Last Sunday's Old Testament was from Job 38. I understood the obvious point that it meshed with the Gospel reading (Mark 4 -- Jesus' stilling the storm). But Pastor chose verses 4-6 as our verse for the week.

Where were you when I laid the foundations of the earth?
Tell Me, if you have understanding.
Who determined its measurements?
Surely you know!
Or who stretched out the line upon it?
To what were its foundations fastened?
Or who laid its cornerstone?

And I thought, "WHAT???"

But you know what? It's kinda nifty.

Where else do we hear about the "line" being stretched out? In Psalm 19, where it's talking not just about the creation of the world and the sun and stars, but about the angels being created in the heavens too, and that they preach the Gospel and their voice goes out into all the world.

Where else do we hear about a cornerstone? Psalm 91 and Psalm 118 & Matthew 21.

Oh, and then in Ephesians 2 we hear about the household of God which is built on the foundation of the apostles and prophets, with Christ Himself being the chief cornerstone.

What was Job's problem? Was it that he didn't believe God was powerful? Did Job think that God had somehow lost control of the world? Or was it that he was doubting whether God cared about him?

The disciples in the boat? Was their problem unbelief in God's raw power? Or was it also found in their doubt that Jesus cared whether they were perishing? They were wow-ed by the fact that the wind and sea obeyed Jesus, but not just that ...

He whom the sea and wind obey
doth come to serve the sinner in great meekness.
Thou, God's own Son, with us art one --
dost join us and our children in our weakness. (TLH 81)

So when Job sasses God and when the disciples holler that Jesus doesn't care about them, God's response in these verses is not Calvinistic. It's not just that God's the Big Cheese who's got all the power.

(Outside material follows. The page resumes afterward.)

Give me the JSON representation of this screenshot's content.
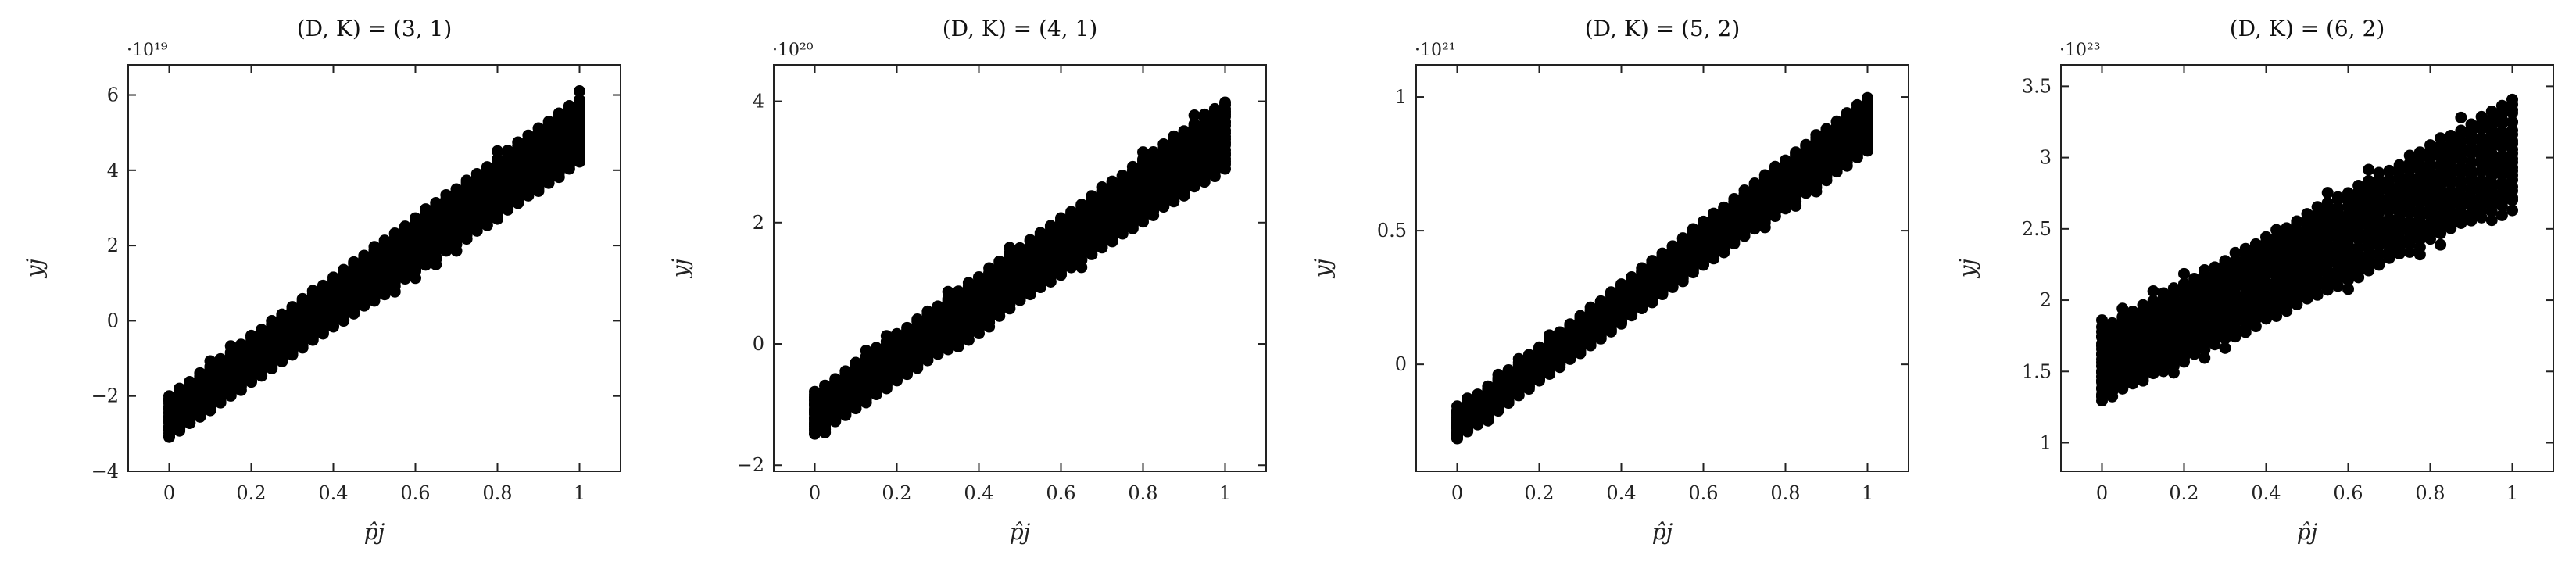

The response is that Job didn't understand who this God is. Job and the disciples didn't understand His mercy. This God knew from the very beginning that His Son would save sinners, that the Gospel would be preached by the apostles, and that the angels would rejoice over the salvation of the lost. The foundation and cornerstone of the earth was laid when the angels shouted for joy ... which they did over the Lamb who was slain to rescue the lost sheep.

Would you sass back to a God who planned from before He made you that He would save you? Would you sass back to a God who took every one of your griefs and bore it for you? Would you sass back to a God who arranged for the means to draw you to Himself? If saving you took some pretty humongous pains on His part, maybe it's only our blindness to His suffering which makes us so quick to sass back when we get a little suffering like Job's or some storms like the disciples'. If God had said to Job -- if Jesus had said to the disciples -- "Hey, I'm in charge here and I have all the power" that wouldn't cause them to put their hands over their mouths and shut up as happened when the message (Mark 4:39 and Job 40:2) was rather "Hey, I'm in charge here and I have all the power and I'm using it for your good because I love you."

1 comment:

  1. Advertisement: Dr. Scaer's sermon on the Mark 4 text found in the "In Christ" series was a great, great, great sermon. Some of your comments reminded me of it.